San Diego County Assessor Ernest Dronenburg, president of the California Assessors’ Association, said the 3.72 percent growth in his county “highlights that Proposition 13 delivered on its key promises.”

“First, that taxpayers be protected from unaffordable property taxes due to skyrocketing real estate values that could cause them to lose their homes,” Dronenburg said. “Second, it provided for the ninth year in a row a reliable and increased government funding source for key services like schools and first responders, insulating them from the current COVID-19 pandemic. Thanks to Proposition 13, no homeowner should lose their home due to unaffordable property taxes and no government should lack funding due to the pandemic.”

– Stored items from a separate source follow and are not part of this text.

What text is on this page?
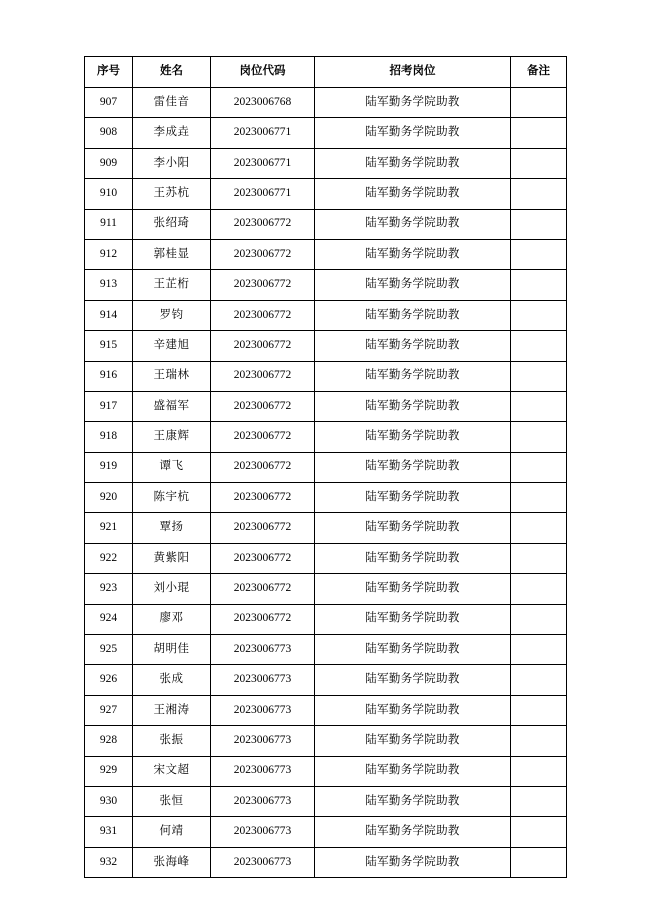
序号	姓名	岗位代码	招考岗位	备注
907	雷佳音	2023006768	陆军勤务学院助教	
908	李成垚	2023006771	陆军勤务学院助教	
909	李小阳	2023006771	陆军勤务学院助教	
910	王苏杭	2023006771	陆军勤务学院助教	
911	张绍琦	2023006772	陆军勤务学院助教	
912	郭桂显	2023006772	陆军勤务学院助教	
913	王芷桁	2023006772	陆军勤务学院助教	
914	罗钧	2023006772	陆军勤务学院助教	
915	辛建旭	2023006772	陆军勤务学院助教	
916	王瑞林	2023006772	陆军勤务学院助教	
917	盛福军	2023006772	陆军勤务学院助教	
918	王康辉	2023006772	陆军勤务学院助教	
919	谭飞	2023006772	陆军勤务学院助教	
920	陈宇杭	2023006772	陆军勤务学院助教	
921	覃扬	2023006772	陆军勤务学院助教	
922	黄紫阳	2023006772	陆军勤务学院助教	
923	刘小琨	2023006772	陆军勤务学院助教	
924	廖邓	2023006772	陆军勤务学院助教	
925	胡明佳	2023006773	陆军勤务学院助教	
926	张成	2023006773	陆军勤务学院助教	
927	王湘涛	2023006773	陆军勤务学院助教	
928	张振	2023006773	陆军勤务学院助教	
929	宋文超	2023006773	陆军勤务学院助教	
930	张恒	2023006773	陆军勤务学院助教	
931	何靖	2023006773	陆军勤务学院助教	
932	张海峰	2023006773	陆军勤务学院助教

Although July 1 marked the official deadline for assessors to complete their rolls, the State Board of Equalization has granted time extensions to many counties – a routine part of the process – and there typically is a delay in the public release of the information in many counties.

Under Proposition 13, property tax revenue for schools and local government increases nearly every year, even as individual property owners are protected from unexpected and unmanageable annual increases in the tax bills. Property taxes are predictable for owners and local government because the tax is based on a property’s acquisition value – increased to account for any new construction and adjusted annually for inflation up to 2 percent – rather than the unpredictable market value.